Correspondance de Voltaire/1762/Lettre 5101

La bibliothèque libre.
Correspondance : année 1762GarnierŒuvres complètes de Voltaire, tome 42 (p. 299-300).

5101. — À M. LE COMTE D’ARGENTAL.
10 décembre.

Mes divins anges, vous avez beau faire, on ne commande point au diable ; les sorciers seuls ont ce privilège, et c’est le diable qui me commande. Il s’empara de moi il y a bientôt dix-huit mois, et me fit faire en six jours la sottise que vous savez[1]. J’étais ivre de mon ouvrage au septième ; mais l’âge m’a rendu un peu défiant, et surtout je me défie de moi-même. Mes chers anges, je vous parlais d’attendre au carême ; à présent je vous supplie de remettre à Pâques. Plus on attend, plus valent les tragédies. Vous ne chômerez point cet hiver. Vous avez Éponine, dont on dit beaucoup de bien. Il y a force tragédies, force comédies ; vous aurez le plaisir de voir des succès et des chutes. Souffrez que, cet hiver, je me donne tout entier à mon paradis de Ferney, au Czar Pierre, à Corneille, à l’Histoire générale ; quand j’aurai fait tout cela, et que ma tête sera libre, alors vous aurez tant de vers qu’il vous plaira. Sachez de plus, ô anges ! qu’il y a sur le métier un ouvrage à l’occasion des Calas[2] qui pourrait être de quelque utilité, à ce que disent les bons cœurs, et pour lequel on vous demandera votre suffrage et votre protection.

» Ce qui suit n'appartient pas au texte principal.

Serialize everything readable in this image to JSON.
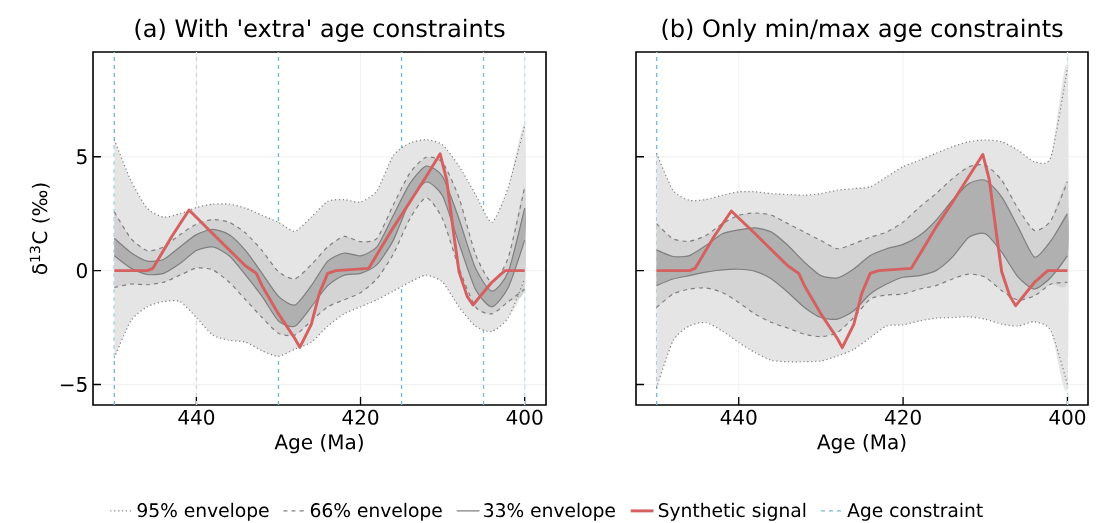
{
  "chart_data": [
    {
      "type": "line",
      "title": "(a) With 'extra' age constraints",
      "xlabel": "Age (Ma)",
      "ylabel": "δ$^{13}$C (‰)",
      "xlim": [
        452.6,
        397.4
      ],
      "ylim": [
        -5.9,
        9.6
      ],
      "xticks": [
        440,
        420,
        400
      ],
      "yticks": [
        {
          "value": -5,
          "label": "−5"
        },
        0,
        5
      ],
      "grid": true,
      "legend": "bottom",
      "x": [
        450,
        448,
        446,
        444,
        442,
        440,
        438,
        436,
        434,
        432,
        430,
        428,
        426,
        424,
        422,
        420,
        418,
        416,
        414,
        412,
        410,
        408,
        406,
        404,
        402,
        400
      ],
      "series": [
        {
          "name": "95% envelope",
          "color": "#7f7f7f",
          "line_style": "dotted",
          "values": [
            5.75,
            3.97,
            2.74,
            2.35,
            2.5,
            2.77,
            2.92,
            2.92,
            2.74,
            2.43,
            2.12,
            1.73,
            2.35,
            3.04,
            3.12,
            3.01,
            3.51,
            5.05,
            5.6,
            5.75,
            5.52,
            4.59,
            3.35,
            2.12,
            3.66,
            6.37
          ],
          "lower": [
            -3.83,
            -2.21,
            -1.59,
            -1.36,
            -1.36,
            -2.06,
            -2.83,
            -3.06,
            -3.14,
            -3.52,
            -3.76,
            -3.45,
            -3.14,
            -2.44,
            -1.9,
            -1.59,
            -1.28,
            -0.9,
            -0.51,
            -0.2,
            -0.51,
            -1.59,
            -2.44,
            -2.67,
            -2.06,
            -0.36
          ],
          "upper": [
            5.75,
            3.97,
            2.74,
            2.35,
            2.5,
            2.77,
            2.92,
            2.92,
            2.74,
            2.43,
            2.12,
            1.73,
            2.35,
            3.04,
            3.12,
            3.01,
            3.51,
            5.05,
            5.6,
            5.75,
            5.52,
            4.59,
            3.35,
            2.12,
            3.66,
            6.37
          ]
        },
        {
          "color": "#7f7f7f",
          "line_style": "dotted",
          "values": [
            -3.83,
            -2.21,
            -1.59,
            -1.36,
            -1.36,
            -2.06,
            -2.83,
            -3.06,
            -3.14,
            -3.52,
            -3.76,
            -3.45,
            -3.14,
            -2.44,
            -1.9,
            -1.59,
            -1.28,
            -0.9,
            -0.51,
            -0.2,
            -0.51,
            -1.59,
            -2.44,
            -2.67,
            -2.06,
            -0.36
          ]
        },
        {
          "name": "66% envelope",
          "color": "#7f7f7f",
          "line_style": "dashed",
          "values": [
            2.58,
            1.42,
            0.88,
            1.04,
            1.58,
            2.04,
            2.24,
            2.12,
            1.65,
            0.88,
            -0.05,
            -0.36,
            0.26,
            1.04,
            1.5,
            1.27,
            1.42,
            2.89,
            4.28,
            4.98,
            4.74,
            3.2,
            0.73,
            -0.51,
            0.57,
            3.66
          ],
          "lower": [
            -0.74,
            -0.59,
            -0.62,
            -0.51,
            -0.2,
            0.11,
            0.03,
            -0.51,
            -1.28,
            -2.06,
            -2.75,
            -2.83,
            -2.21,
            -1.59,
            -1.28,
            -0.97,
            -0.36,
            0.73,
            2.27,
            3.2,
            2.27,
            0.11,
            -1.59,
            -1.9,
            -1.36,
            -0.82
          ],
          "upper": [
            2.58,
            1.42,
            0.88,
            1.04,
            1.58,
            2.04,
            2.24,
            2.12,
            1.65,
            0.88,
            -0.05,
            -0.36,
            0.26,
            1.04,
            1.5,
            1.27,
            1.42,
            2.89,
            4.28,
            4.98,
            4.74,
            3.2,
            0.73,
            -0.51,
            0.57,
            3.66
          ]
        },
        {
          "color": "#7f7f7f",
          "line_style": "dashed",
          "values": [
            -0.74,
            -0.59,
            -0.62,
            -0.51,
            -0.2,
            0.11,
            0.03,
            -0.51,
            -1.28,
            -2.06,
            -2.75,
            -2.83,
            -2.21,
            -1.59,
            -1.28,
            -0.97,
            -0.36,
            0.73,
            2.27,
            3.2,
            2.27,
            0.11,
            -1.59,
            -1.9,
            -1.36,
            -0.82
          ]
        },
        {
          "name": "33% envelope",
          "color": "#7f7f7f",
          "line_style": "solid",
          "values": [
            1.42,
            0.8,
            0.42,
            0.49,
            1.04,
            1.58,
            1.81,
            1.58,
            0.88,
            -0.12,
            -1.13,
            -1.51,
            -0.66,
            0.42,
            0.77,
            0.65,
            1.04,
            2.43,
            3.82,
            4.59,
            4.13,
            2.27,
            0.11,
            -0.9,
            -0.05,
            2.74
          ],
          "lower": [
            0.65,
            0.11,
            -0.17,
            -0.12,
            0.31,
            0.88,
            1.04,
            0.65,
            -0.2,
            -1.13,
            -2.21,
            -2.44,
            -1.59,
            -0.66,
            -0.2,
            -0.12,
            0.26,
            1.34,
            3.04,
            3.89,
            3.28,
            1.19,
            -0.82,
            -1.59,
            -0.74,
            1.34
          ],
          "upper": [
            1.42,
            0.8,
            0.42,
            0.49,
            1.04,
            1.58,
            1.81,
            1.58,
            0.88,
            -0.12,
            -1.13,
            -1.51,
            -0.66,
            0.42,
            0.77,
            0.65,
            1.04,
            2.43,
            3.82,
            4.59,
            4.13,
            2.27,
            0.11,
            -0.9,
            -0.05,
            2.74
          ]
        },
        {
          "color": "#7f7f7f",
          "line_style": "solid",
          "values": [
            0.65,
            0.11,
            -0.17,
            -0.12,
            0.31,
            0.88,
            1.04,
            0.65,
            -0.2,
            -1.13,
            -2.21,
            -2.44,
            -1.59,
            -0.66,
            -0.2,
            -0.12,
            0.26,
            1.34,
            3.04,
            3.89,
            3.28,
            1.19,
            -0.82,
            -1.59,
            -0.74,
            1.34
          ]
        },
        {
          "name": "Synthetic signal",
          "color": "#d65f5f",
          "line_style": "solid",
          "x": [
            450,
            446,
            445.3,
            443,
            440.9,
            438,
            434,
            432.7,
            432,
            430,
            428,
            427.4,
            426,
            425,
            424,
            423,
            419,
            416,
            414,
            412,
            410.3,
            409.5,
            408.6,
            408,
            407,
            406.3,
            404,
            402.4,
            400
          ],
          "values": [
            0,
            0,
            0.1,
            1.5,
            2.66,
            1.62,
            0.2,
            -0.12,
            -0.66,
            -1.9,
            -2.98,
            -3.37,
            -2.36,
            -0.97,
            -0.12,
            0,
            0.1,
            1.9,
            3.0,
            4.13,
            5.13,
            3.97,
            1.5,
            -0.05,
            -1.13,
            -1.51,
            -0.51,
            0,
            0
          ]
        }
      ],
      "ref_lines": [
        {
          "axis": "x",
          "value": 450,
          "label": "Age constraint",
          "color": "#7ab8d4",
          "line_style": "dashed"
        },
        {
          "axis": "x",
          "value": 440,
          "color": "#cfd8dc",
          "line_style": "dashed"
        },
        {
          "axis": "x",
          "value": 430,
          "color": "#7ab8d4",
          "line_style": "dashed"
        },
        {
          "axis": "x",
          "value": 415,
          "color": "#7ab8d4",
          "line_style": "dashed"
        },
        {
          "axis": "x",
          "value": 405,
          "color": "#7ab8d4",
          "line_style": "dashed"
        },
        {
          "axis": "x",
          "value": 400,
          "color": "#c6dfe9",
          "line_style": "dashed"
        }
      ]
    },
    {
      "type": "line",
      "title": "(b) Only min/max age constraints",
      "xlabel": "Age (Ma)",
      "xlim": [
        452.5,
        397.5
      ],
      "ylim": [
        -5.9,
        9.6
      ],
      "xticks": [
        440,
        420,
        400
      ],
      "yticks": [
        -5,
        0,
        5
      ],
      "grid": true,
      "tick_labels": "x",
      "x": [
        450,
        448,
        446,
        444,
        442,
        440,
        438,
        436,
        434,
        432,
        430,
        428,
        426,
        424,
        422,
        420,
        418,
        416,
        414,
        412,
        410,
        408,
        406,
        404,
        402,
        400
      ],
      "series": [
        {
          "color": "#7f7f7f",
          "line_style": "dotted",
          "values": [
            5.15,
            3.53,
            3.09,
            3.12,
            3.31,
            3.46,
            3.46,
            3.38,
            3.34,
            3.31,
            3.38,
            3.53,
            3.6,
            3.68,
            4.12,
            4.56,
            4.85,
            5.15,
            5.44,
            5.66,
            5.74,
            5.66,
            5.29,
            4.78,
            5.0,
            8.9
          ],
          "lower": [
            -5.15,
            -3.09,
            -2.43,
            -2.28,
            -2.65,
            -3.16,
            -3.6,
            -3.94,
            -4.0,
            -4.0,
            -3.97,
            -3.75,
            -3.46,
            -2.94,
            -2.43,
            -2.38,
            -2.21,
            -2.09,
            -2.06,
            -2.03,
            -2.13,
            -2.35,
            -2.43,
            -2.25,
            -2.65,
            -5.0
          ],
          "upper": [
            5.15,
            3.53,
            3.09,
            3.12,
            3.31,
            3.46,
            3.46,
            3.38,
            3.34,
            3.31,
            3.38,
            3.53,
            3.6,
            3.68,
            4.12,
            4.56,
            4.85,
            5.15,
            5.44,
            5.66,
            5.74,
            5.66,
            5.29,
            4.78,
            5.0,
            8.9
          ]
        },
        {
          "color": "#7f7f7f",
          "line_style": "dotted",
          "values": [
            -5.15,
            -3.09,
            -2.43,
            -2.28,
            -2.65,
            -3.16,
            -3.6,
            -3.94,
            -4.0,
            -4.0,
            -3.97,
            -3.75,
            -3.46,
            -2.94,
            -2.43,
            -2.38,
            -2.21,
            -2.09,
            -2.06,
            -2.03,
            -2.13,
            -2.35,
            -2.43,
            -2.25,
            -2.65,
            -5.0
          ]
        },
        {
          "color": "#7f7f7f",
          "line_style": "dashed",
          "values": [
            2.06,
            1.4,
            1.29,
            1.54,
            2.06,
            2.43,
            2.53,
            2.43,
            2.06,
            1.69,
            1.32,
            0.96,
            1.18,
            1.47,
            1.69,
            2.13,
            2.79,
            3.38,
            4.04,
            4.56,
            4.63,
            3.97,
            2.72,
            1.76,
            2.21,
            3.9
          ],
          "lower": [
            -1.62,
            -1.03,
            -0.81,
            -0.76,
            -0.96,
            -1.4,
            -1.91,
            -2.28,
            -2.53,
            -2.79,
            -2.9,
            -2.72,
            -2.06,
            -1.25,
            -1.07,
            -1.03,
            -0.81,
            -0.66,
            -0.37,
            -0.15,
            -0.29,
            -0.88,
            -1.29,
            -1.1,
            -0.59,
            -0.51
          ],
          "upper": [
            2.06,
            1.4,
            1.29,
            1.54,
            2.06,
            2.43,
            2.53,
            2.43,
            2.06,
            1.69,
            1.32,
            0.96,
            1.18,
            1.47,
            1.69,
            2.13,
            2.79,
            3.38,
            4.04,
            4.56,
            4.63,
            3.97,
            2.72,
            1.76,
            2.21,
            3.9
          ]
        },
        {
          "color": "#7f7f7f",
          "line_style": "dashed",
          "values": [
            -1.62,
            -1.03,
            -0.81,
            -0.76,
            -0.96,
            -1.4,
            -1.91,
            -2.28,
            -2.53,
            -2.79,
            -2.9,
            -2.72,
            -2.06,
            -1.25,
            -1.07,
            -1.03,
            -0.81,
            -0.66,
            -0.37,
            -0.15,
            -0.29,
            -0.88,
            -1.29,
            -1.1,
            -0.59,
            -0.51
          ]
        },
        {
          "color": "#7f7f7f",
          "line_style": "solid",
          "values": [
            0.91,
            0.62,
            0.66,
            1.1,
            1.62,
            1.79,
            1.88,
            1.69,
            1.1,
            0.37,
            -0.22,
            -0.32,
            0.07,
            0.66,
            0.96,
            1.15,
            1.54,
            2.21,
            3.09,
            3.82,
            3.97,
            3.24,
            1.91,
            0.59,
            1.32,
            2.5
          ],
          "lower": [
            -0.66,
            -0.37,
            -0.22,
            -0.07,
            0.03,
            0.06,
            -0.03,
            -0.37,
            -0.96,
            -1.62,
            -2.06,
            -2.13,
            -1.76,
            -1.03,
            -0.59,
            -0.29,
            -0.22,
            0.0,
            0.59,
            1.47,
            1.62,
            0.81,
            -0.29,
            -0.81,
            -0.29,
            0.66
          ],
          "upper": [
            0.91,
            0.62,
            0.66,
            1.1,
            1.62,
            1.79,
            1.88,
            1.69,
            1.1,
            0.37,
            -0.22,
            -0.32,
            0.07,
            0.66,
            0.96,
            1.15,
            1.54,
            2.21,
            3.09,
            3.82,
            3.97,
            3.24,
            1.91,
            0.59,
            1.32,
            2.5
          ]
        },
        {
          "color": "#7f7f7f",
          "line_style": "solid",
          "values": [
            -0.66,
            -0.37,
            -0.22,
            -0.07,
            0.03,
            0.06,
            -0.03,
            -0.37,
            -0.96,
            -1.62,
            -2.06,
            -2.13,
            -1.76,
            -1.03,
            -0.59,
            -0.29,
            -0.22,
            0.0,
            0.59,
            1.47,
            1.62,
            0.81,
            -0.29,
            -0.81,
            -0.29,
            0.66
          ]
        },
        {
          "color": "#d65f5f",
          "line_style": "solid",
          "x": [
            450,
            446,
            445.3,
            443,
            440.9,
            438,
            434,
            432.7,
            432,
            430,
            428,
            427.4,
            426,
            425,
            424,
            423,
            419,
            416,
            414,
            412,
            410.3,
            409.5,
            408.6,
            408,
            407,
            406.3,
            404,
            402.4,
            400
          ],
          "values": [
            0,
            0,
            0.1,
            1.5,
            2.62,
            1.62,
            0.2,
            -0.12,
            -0.66,
            -1.9,
            -2.98,
            -3.38,
            -2.36,
            -0.97,
            -0.12,
            0,
            0.1,
            1.9,
            3.0,
            4.13,
            5.1,
            3.97,
            1.5,
            -0.05,
            -1.13,
            -1.54,
            -0.51,
            0,
            0
          ]
        }
      ],
      "ref_lines": [
        {
          "axis": "x",
          "value": 450,
          "color": "#7ab8d4",
          "line_style": "dashed"
        },
        {
          "axis": "x",
          "value": 400,
          "color": "#c6dfe9",
          "line_style": "dashed"
        }
      ]
    }
  ]
}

Je vous remercie historiquement de m’avoir confirmé la cession de la Floride, Quelle honte ! quelle guerre ! les ministères de Philippe III et de Philippe IV ne se conduisirent pas plus misérablement que les Espagnols d’aujourd’hui.

Ô que votre aimable duc de Praslin a bien fait de finir tant de pauvretés ! il a rendu service au genre humain, et surtout aux Français. Je me soucie très-peu du Canada, je ne l’ai jamais aimé ; mais la paix nous devenait nécessaire comme le manger et le dormir. Je l’en remercie encore, et je suis enchanté que ce soit votre ami qui ait fait une si bonne œuvre.

Vous me dites toujours que je ne réponds point aux chefs d’accusation que je me fais sur Zulime, sur Mariamne. Je reverrai Mariamne et Zulime quand je retrouverai ma tête, j’entends ma tête poétique. À présent, je suis tout prose ; me voilà cunctateur. Attendons : Zulime, Mariamne, Olympie, tout cela viendra si je vis. Savez-vous que je suis bien vieux ? Le duc de Villars, quoique plus jeune, est plus vieux que moi ; il a des convulsions de Saint-Médard à le faire canoniser par les jansénistes. Il souffre héroïquement ; il a dans les maux plus de courage que son père. Il y a bien des sortes de courage.

  1. Olympie.
  2. Traité sur la Tolérance ; voyez tome XXV, page 13.